Our company is just deploying ESET for first time use, and I felt that the Update profile component was very misleading in EAV3, and still have to be tested in EAV4.

Chances are that this recommendation wont make it into the final release, but it would be nice if would be considered for future versions.

When I look at the Setup -> Update section, I see profile name, server name and an Edit button. Pressing the edit button allows me to add more servers to the update list for that profile, but this section seems to be misleading to me.

As of current, only the server in the selected dropdown menu will be the server the clients takes updates from, and ignores the rest even if the update fails. I would like this process to be updated so that you can set a default server, fallback server(s), and finally failover server to ESET.

so, example of my server list would be:

http://updateserver1.network.com:2221 - Default
http://updateserver2.network.com:2221 - Fallback
http://satilliteoffice.network.com:2221 - Fallback
Update from ESET - Failover (enabled) <-- enabled so that IT administrators can also disable this in their profile)

So EAV would cycle through the list, starting from top down, to find an update until its sucessful. Does this make sense to anyone, or should I explain further?

 

You can edit an update task and specify the secondary update profile which will be used if update from the primary server fails.

 

Which is fine, and I do have that setup to failover to ESET, but I still prefer that the client fallback to other ERA servers I have setup before wasting our precious bandwidth we have in our satellite offices before going out to the web and doing a 2mb download.

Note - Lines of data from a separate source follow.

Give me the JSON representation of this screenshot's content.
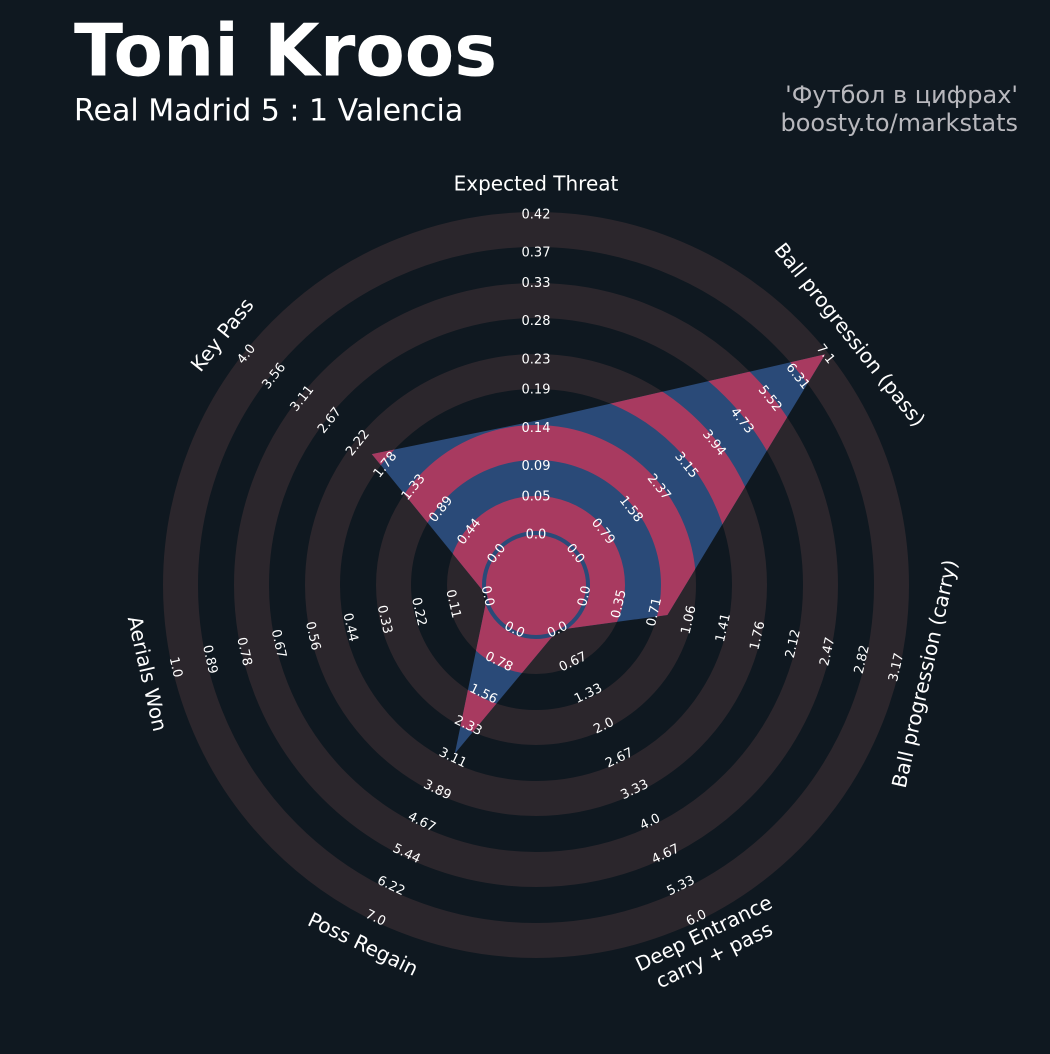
{
  "chart_data": {
    "type": "radar",
    "title": "Toni Kroos",
    "subtitle": "Real Madrid 5 : 1 Valencia",
    "credits": [
      "'Футбол в цифрах'",
      "boosty.to/markstats"
    ],
    "params": [
      [
        "Expected Threat"
      ],
      [
        "Ball progression (pass)"
      ],
      [
        "Ball progression (carry)"
      ],
      [
        "Deep Entrance",
        "carry + pass"
      ],
      [
        "Poss Regain"
      ],
      [
        "Aerials Won"
      ],
      [
        "Key Pass"
      ]
    ],
    "values": [
      0.15,
      7.1,
      0.84,
      0,
      3.0,
      0,
      2.0
    ],
    "ranges": [
      [
        0,
        0.42
      ],
      [
        0,
        7.1
      ],
      [
        0,
        3.17
      ],
      [
        0,
        6
      ],
      [
        0,
        7
      ],
      [
        0,
        1
      ],
      [
        0,
        4
      ]
    ],
    "ticks": [
      [
        {
          "value": 0,
          "label": "0.0"
        },
        0.05,
        0.09,
        0.14,
        0.19,
        0.23,
        0.28,
        0.33,
        0.37,
        0.42
      ],
      [
        {
          "value": 0,
          "label": "0.0"
        },
        0.79,
        1.58,
        2.37,
        3.15,
        3.94,
        4.73,
        5.52,
        6.31,
        7.1
      ],
      [
        {
          "value": 0,
          "label": "0.0"
        },
        0.35,
        0.71,
        1.06,
        1.41,
        1.76,
        2.12,
        2.47,
        2.82,
        3.17
      ],
      [
        {
          "value": 0,
          "label": "0.0"
        },
        0.67,
        1.33,
        {
          "value": 2,
          "label": "2.0"
        },
        2.67,
        3.33,
        {
          "value": 4,
          "label": "4.0"
        },
        4.67,
        5.33,
        {
          "value": 6,
          "label": "6.0"
        }
      ],
      [
        {
          "value": 0,
          "label": "0.0"
        },
        0.78,
        1.56,
        2.33,
        3.11,
        3.89,
        4.67,
        5.44,
        6.22,
        {
          "value": 7,
          "label": "7.0"
        }
      ],
      [
        {
          "value": 0,
          "label": "0.0"
        },
        0.11,
        0.22,
        0.33,
        0.44,
        0.56,
        0.67,
        0.78,
        0.89,
        {
          "value": 1,
          "label": "1.0"
        }
      ],
      [
        {
          "value": 0,
          "label": "0.0"
        },
        0.44,
        0.89,
        1.33,
        1.78,
        2.22,
        2.67,
        3.11,
        3.56,
        {
          "value": 4,
          "label": "4.0"
        }
      ]
    ],
    "colors": {
      "shape": "#2a4a78",
      "highlight": "#a83a60",
      "rings": "#2b262c",
      "background": "#0f1820"
    }
  }
}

The way our network is setup in our offices is not so favourable to cross communications (satellite <-> satellite communication does not work.)

Plus I feel guilty that internally we have our clients auto-update every 15 minutes, which is fine internally, but probably would hurt ESET badly when the client cannot contact one of the six ERA servers we have, which will happen frequently due to the network config.

 

Also Marcos, I just wanted to point out, that my recommended method will have the "Update virus signature database" button on the client be functional in all scenarios, which is more beneficial, than its current state.

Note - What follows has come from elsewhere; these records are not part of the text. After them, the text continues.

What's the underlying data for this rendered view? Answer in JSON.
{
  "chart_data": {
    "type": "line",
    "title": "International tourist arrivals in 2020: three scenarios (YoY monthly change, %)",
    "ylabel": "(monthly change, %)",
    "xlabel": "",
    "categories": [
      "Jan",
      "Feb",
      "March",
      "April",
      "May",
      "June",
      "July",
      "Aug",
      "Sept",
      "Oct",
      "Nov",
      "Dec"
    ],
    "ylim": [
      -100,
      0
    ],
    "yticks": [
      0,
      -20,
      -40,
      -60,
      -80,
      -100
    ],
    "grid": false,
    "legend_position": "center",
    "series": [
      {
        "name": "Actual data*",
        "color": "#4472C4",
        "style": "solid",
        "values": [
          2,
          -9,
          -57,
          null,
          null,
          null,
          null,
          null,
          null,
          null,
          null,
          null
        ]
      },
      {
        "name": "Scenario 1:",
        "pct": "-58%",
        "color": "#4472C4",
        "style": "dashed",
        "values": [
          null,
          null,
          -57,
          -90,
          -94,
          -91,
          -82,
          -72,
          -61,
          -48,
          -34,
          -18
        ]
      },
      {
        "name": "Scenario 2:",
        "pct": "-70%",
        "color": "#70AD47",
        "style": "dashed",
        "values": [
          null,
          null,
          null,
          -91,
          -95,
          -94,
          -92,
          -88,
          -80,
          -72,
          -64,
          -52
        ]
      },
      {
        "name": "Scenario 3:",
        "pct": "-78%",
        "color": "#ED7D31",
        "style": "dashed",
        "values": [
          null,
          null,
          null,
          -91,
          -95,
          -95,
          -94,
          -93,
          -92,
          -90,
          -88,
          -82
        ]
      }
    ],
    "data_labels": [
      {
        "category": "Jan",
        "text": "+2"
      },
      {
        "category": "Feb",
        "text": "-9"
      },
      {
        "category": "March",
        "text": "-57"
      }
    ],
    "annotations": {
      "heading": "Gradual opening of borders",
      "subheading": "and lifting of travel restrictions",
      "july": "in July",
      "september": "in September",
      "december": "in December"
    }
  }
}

Currently, in my setup with NOD3 BE, the Update virus signature database will only work if its able to contact the ERA. If it cannot update the update the ERA, the update is considered a failure, and does not attempt to use the ESET mirrors. Since our NOD3 BE configuration is password protected, end users will not have access to change the database profile to use ESET either. This means these computers will have to rely on scheduled updates to get its update.

With my recommended method, the client would start with the Default server to try the update. If that update fails, it would (sequentially or randomly, I'll leave that with you guys to decide) try one of the fallback servers in the list, and keep trying other fallback mirrors in a chance the next mirror still not reachable. If there is no success on reaching any of the ERA servers (such as a laptop not signed into the VPN at the time) the client would then failover to use ESET mirrors (which would be administratively be able to enable/disable.)

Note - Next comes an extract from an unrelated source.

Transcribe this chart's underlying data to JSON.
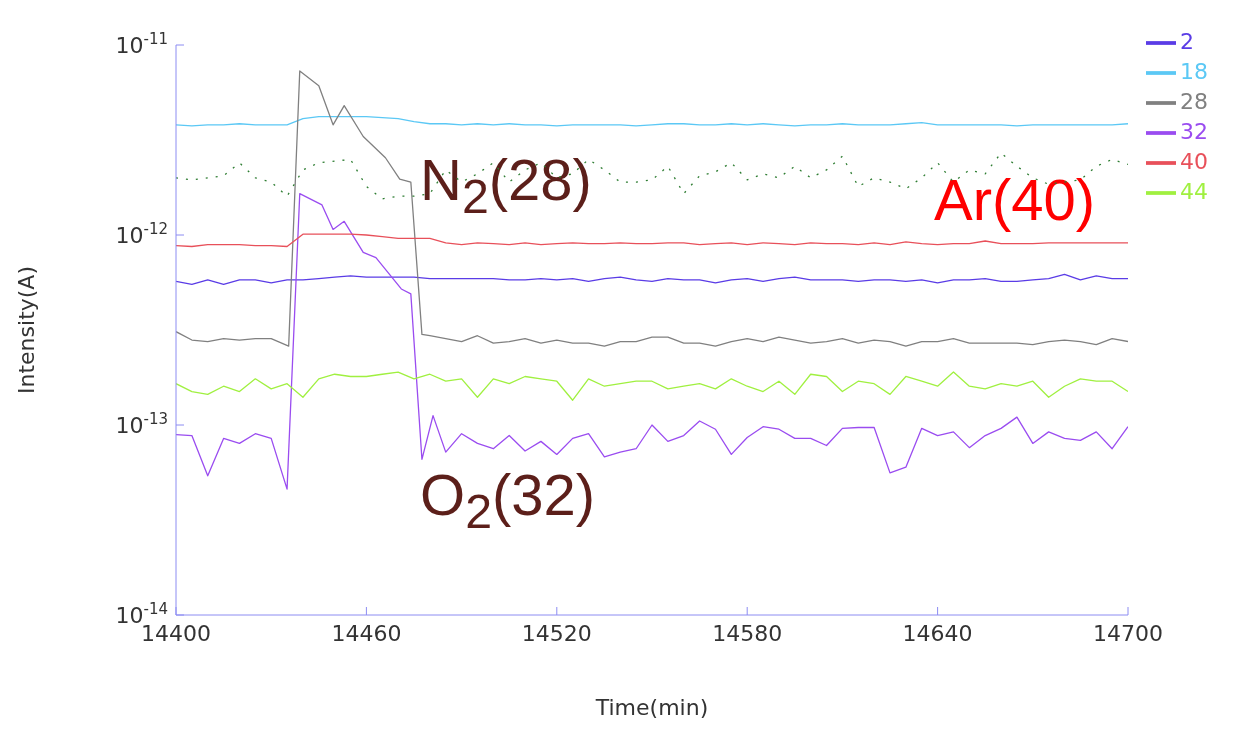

With this change to the update module, you can see how this can provide a superior chance of protection. Not only that, but this is a win/win scenario for Corporations and ESET. Corporations wins because its internet resources would not be wasted in a chance that a mirror (of many) went down (maintenance, reboots, unknowns, etc...) and ESET wins as this would lessen the burden on ESET mirrors as clients would fallback to a working mirror when the client could not establish a connection with a working mirror.